Les races humaines existent-elles ?
De Marcus FELDMAN, Richard LEWONTIN et Mary-Claire KING
Article paru dans la revue scientifique La Recherche en Juillet-Août 2004
I – Contexte
A partir du génome d’une personne, on peut connaître la région du globe d’où proviennent ses
ancêtres : sa « race ». Pourtant, les variations génétiques entre ces races sont très faibles, bien
moins que celles au sein d’une même race.
Que peut-on penser de la pertinence de la notion de race ?
C’est le débat de ces dernières années. La notion de race serait moins utile que la
connaissance de la région d’où proviennent les ancêtres d’un malade.
II – Variabilité génétique
Depuis 2000, on connaît 95% du séquençage du génome humain. A partir d’analyses
statistiques des variations du génome entre des individus originaires des différentes régions du
monde, on veut étudier l’histoire de l’évolution humaine.
Depuis 2002, on peut savoir la région d’où provient un individu à partir d’un grand nombre de
marqueurs génétiques.
Pourquoi ces travaux ? Pour faire de la médecine du cas par cas.

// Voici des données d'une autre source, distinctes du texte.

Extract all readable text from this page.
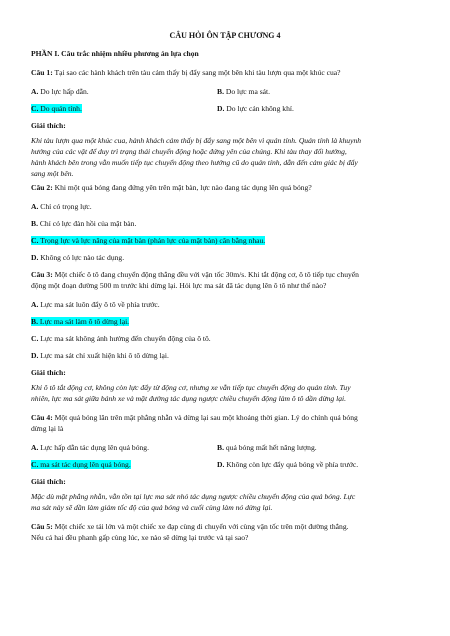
CÂU HỎI ÔN TẬP CHƯƠNG 4
PHẦN I. Câu trắc nhiệm nhiều phương án lựa chọn
Câu 1: Tại sao các hành khách trên tàu cảm thấy bị đẩy sang một bên khi tàu lượn qua một khúc cua?
A. Do lực hấp dẫn.	B. Do lực ma sát.
C. Do quán tính.	D. Do lực cản không khí.
Giải thích:

Khi tàu lượn qua một khúc cua, hành khách cảm thấy bị đẩy sang một bên vì quán tính. Quán tính là khuynh

hướng của các vật để duy trì trạng thái chuyển động hoặc đứng yên của chúng. Khi tàu thay đổi hướng,

hành khách bên trong vẫn muốn tiếp tục chuyển động theo hướng cũ do quán tính, dẫn đến cảm giác bị đẩy

sang một bên.

Câu 2: Khi một quả bóng đang đứng yên trên mặt bàn, lực nào đang tác dụng lên quả bóng?
A. Chỉ có trọng lực.
B. Chỉ có lực đàn hồi của mặt bàn.
C. Trọng lực và lực nâng của mặt bàn (phản lực của mặt bàn) cân bằng nhau.
D. Không có lực nào tác dụng.
Câu 3: Một chiếc ô tô đang chuyển động thẳng đều với vận tốc 30m/s. Khi tắt động cơ, ô tô tiếp tục chuyển
động một đoạn đường 500 m trước khi dừng lại. Hỏi lực ma sát đã tác dụng lên ô tô như thế nào?
A. Lực ma sát luôn đẩy ô tô về phía trước.
B. Lực ma sát làm ô tô dừng lại.
C. Lực ma sát không ảnh hưởng đến chuyển động của ô tô.
D. Lực ma sát chỉ xuất hiện khi ô tô dừng lại.
Giải thích:

Khi ô tô tắt động cơ, không còn lực đẩy từ động cơ, nhưng xe vẫn tiếp tục chuyển động do quán tính. Tuy

nhiên, lực ma sát giữa bánh xe và mặt đường tác dụng ngược chiều chuyển động làm ô tô dần dừng lại.

Câu 4: Một quả bóng lăn trên mặt phẳng nhẵn và dừng lại sau một khoảng thời gian. Lý do chính quả bóng
dừng lại là
A. Lực hấp dẫn tác dụng lên quả bóng.	B. quả bóng mất hết năng lượng.
C. ma sát tác dụng lên quả bóng.	D. Không còn lực đẩy quả bóng về phía trước.
Giải thích:

Mặc dù mặt phẳng nhẵn, vẫn tồn tại lực ma sát nhỏ tác dụng ngược chiều chuyển động của quả bóng. Lực

ma sát này sẽ dần làm giảm tốc độ của quả bóng và cuối cùng làm nó dừng lại.

Câu 5: Một chiếc xe tải lớn và một chiếc xe đạp cùng di chuyển với cùng vận tốc trên một đường thẳng.
Nếu cả hai đều phanh gấp cùng lúc, xe nào sẽ dừng lại trước và tại sao?
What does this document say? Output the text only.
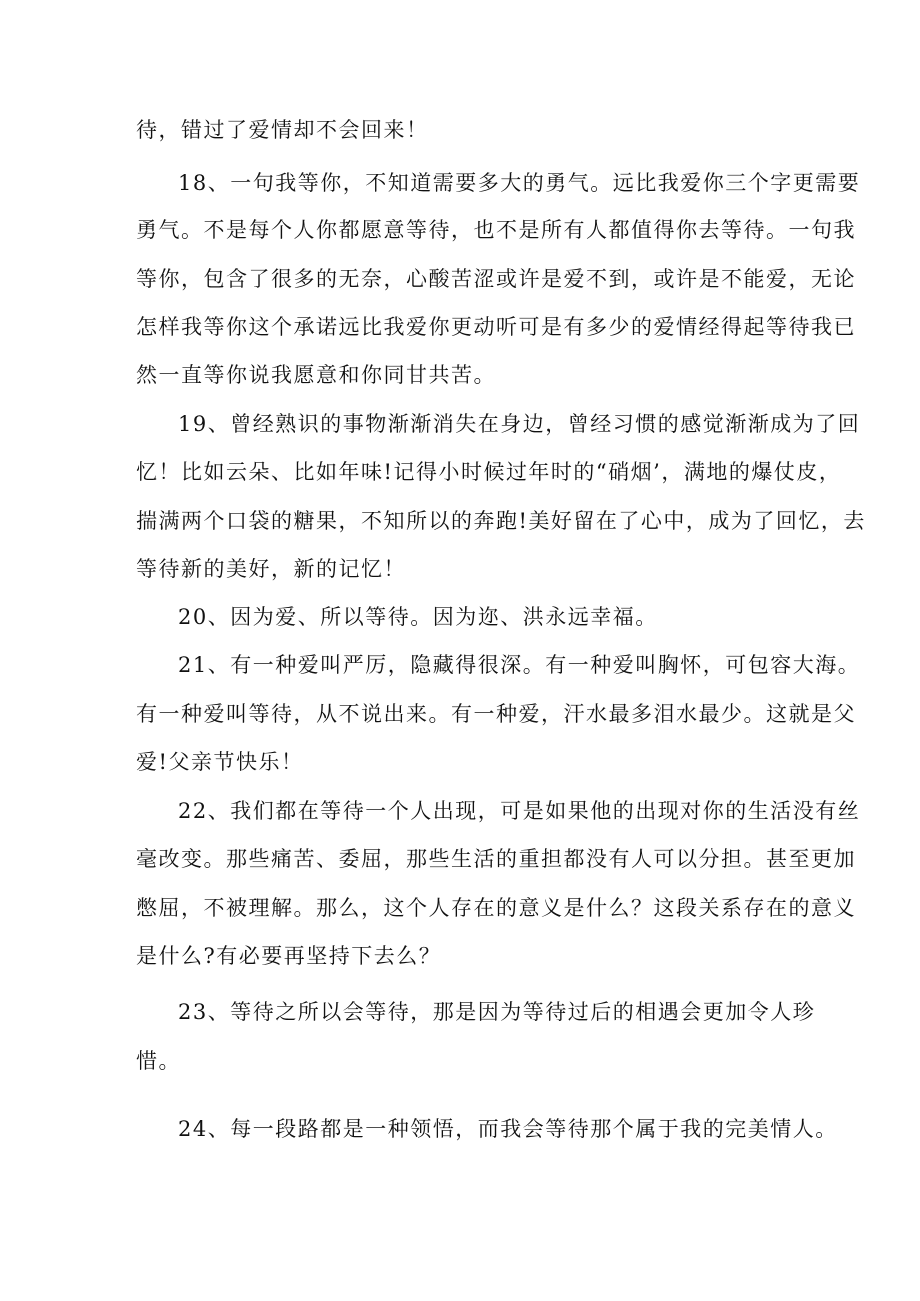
待，错过了爱情却不会回来！
18、一句我等你，不知道需要多大的勇气。远比我爱你三个字更需要
勇气。不是每个人你都愿意等待，也不是所有人都值得你去等待。一句我
等你，包含了很多的无奈，心酸苦涩或许是爱不到，或许是不能爱，无论
怎样我等你这个承诺远比我爱你更动听可是有多少的爱情经得起等待我已
然一直等你说我愿意和你同甘共苦。
19、曾经熟识的事物渐渐消失在身边，曾经习惯的感觉渐渐成为了回
忆！比如云朵、比如年味!记得小时候过年时的“硝烟’，满地的爆仗皮，
揣满两个口袋的糖果，不知所以的奔跑!美好留在了心中，成为了回忆，去
等待新的美好，新的记忆！
20、因为爱、所以等待。因为迩、洪永远幸福。
21、有一种爱叫严厉，隐藏得很深。有一种爱叫胸怀，可包容大海。
有一种爱叫等待，从不说出来。有一种爱，汗水最多泪水最少。这就是父
爱!父亲节快乐！
22、我们都在等待一个人出现，可是如果他的出现对你的生活没有丝
毫改变。那些痛苦、委屈，那些生活的重担都没有人可以分担。甚至更加
憋屈，不被理解。那么，这个人存在的意义是什么？这段关系存在的意义
是什么?有必要再坚持下去么？
23、等待之所以会等待，那是因为等待过后的相遇会更加令人珍
惜。
24、每一段路都是一种领悟，而我会等待那个属于我的完美情人。
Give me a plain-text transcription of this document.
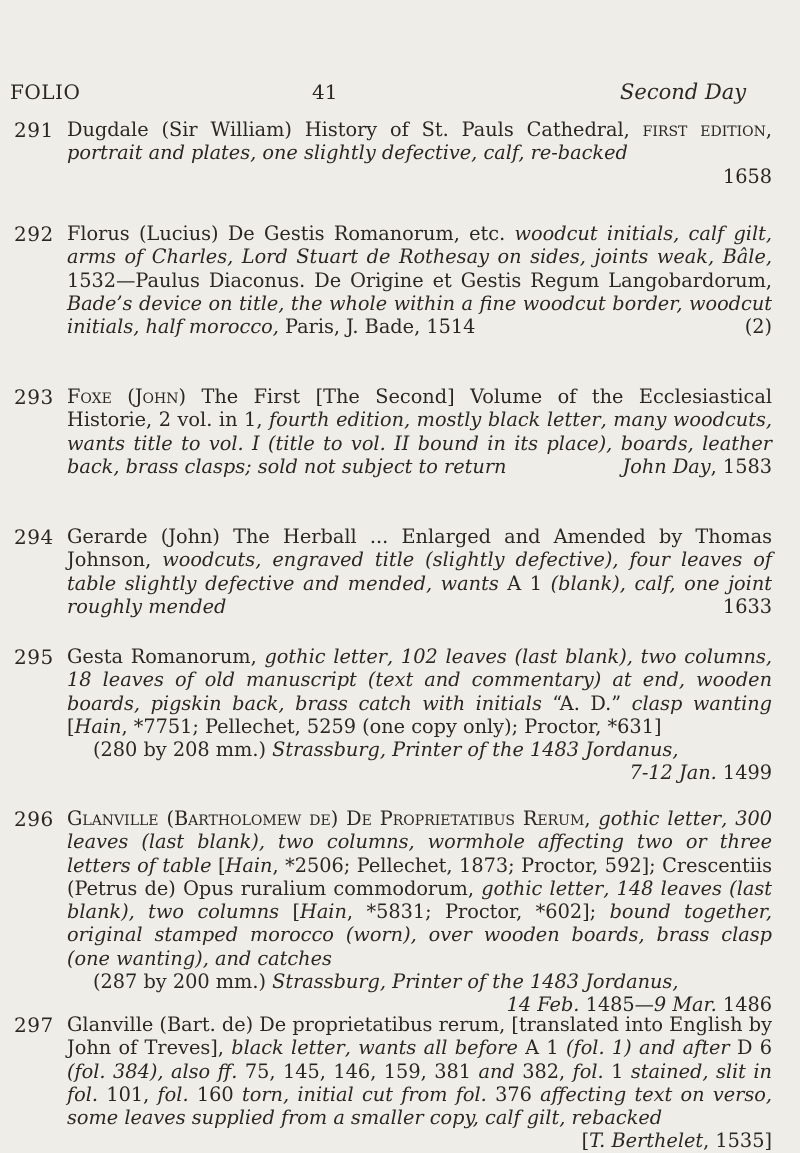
FOLIO	41	Second Day
291 Dugdale (Sir William) History of St. Pauls Cathedral, first edition, portrait and plates, one slightly defective, calf, re-backed

1658

292 Florus (Lucius) De Gestis Romanorum, etc. woodcut initials, calf gilt, arms of Charles, Lord Stuart de Rothesay on sides, joints weak, Bâle, 1532—Paulus Diaconus. De Origine et Gestis Regum Langobardorum, Bade’s device on title, the whole within a fine woodcut border, woodcut initials, half morocco, Paris, J. Bade, 1514	(2)

293 Foxe (John) The First [The Second] Volume of the Ecclesiastical Historie, 2 vol. in 1, fourth edition, mostly black letter, many woodcuts, wants title to vol. I (title to vol. II bound in its place), boards, leather back, brass clasps; sold not subject to return	John Day, 1583

294 Gerarde (John) The Herball ... Enlarged and Amended by Thomas Johnson, woodcuts, engraved title (slightly defective), four leaves of table slightly defective and mended, wants A 1 (blank), calf, one joint roughly mended	1633

295 Gesta Romanorum, gothic letter, 102 leaves (last blank), two columns, 18 leaves of old manuscript (text and commentary) at end, wooden boards, pigskin back, brass catch with initials “A. D.” clasp wanting [Hain, *7751; Pellechet, 5259 (one copy only); Proctor, *631]

(280 by 208 mm.) Strassburg, Printer of the 1483 Jordanus,

7-12 Jan. 1499

296 Glanville (Bartholomew de) De Proprietatibus Rerum, gothic letter, 300 leaves (last blank), two columns, wormhole affecting two or three letters of table [Hain, *2506; Pellechet, 1873; Proctor, 592]; Crescentiis (Petrus de) Opus ruralium commodorum, gothic letter, 148 leaves (last blank), two columns [Hain, *5831; Proctor, *602]; bound together, original stamped morocco (worn), over wooden boards, brass clasp (one wanting), and catches

(287 by 200 mm.) Strassburg, Printer of the 1483 Jordanus,

14 Feb. 1485—9 Mar. 1486

297 Glanville (Bart. de) De proprietatibus rerum, [translated into English by John of Treves], black letter, wants all before A 1 (fol. 1) and after D 6 (fol. 384), also ff. 75, 145, 146, 159, 381 and 382, fol. 1 stained, slit in fol. 101, fol. 160 torn, initial cut from fol. 376 affecting text on verso, some leaves supplied from a smaller copy, calf gilt, rebacked
[T. Berthelet, 1535]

En même temps, une controverse se développe : est-ce que la notion de race a un sens et est-
elle biologiquement utile, quand on l’applique à l’homme en médecine ou en pharmacologie ?
Depuis 2001, plusieurs articles parus dans des revues scientifiques s’intéressent à la notion de
race en tant que concept biologique. Les données récentes seraient compatibles avec l’idée
selon laquelle une très forte proportion de la diversité génétique humaine se situe à l’intérieur
des régions géographiques. Or c’est cette observation qui a conduit les biologistes et les
anthropologues à abandonner la notion de races humaines. On pourrait dire qu’il y a
contradiction mais en fait, il s’agit d’une confusion entre deux questions différentes.
La première question est « est-il possible de trouver des séquences d’ADN qui soient
polymorphes et dont les fréquences alléliques soient suffisamment différentes entre les
grandes régions géographiques pour permettre de déterminer, avec une forte probabilité,
l’origine géographique d’une personne ? ».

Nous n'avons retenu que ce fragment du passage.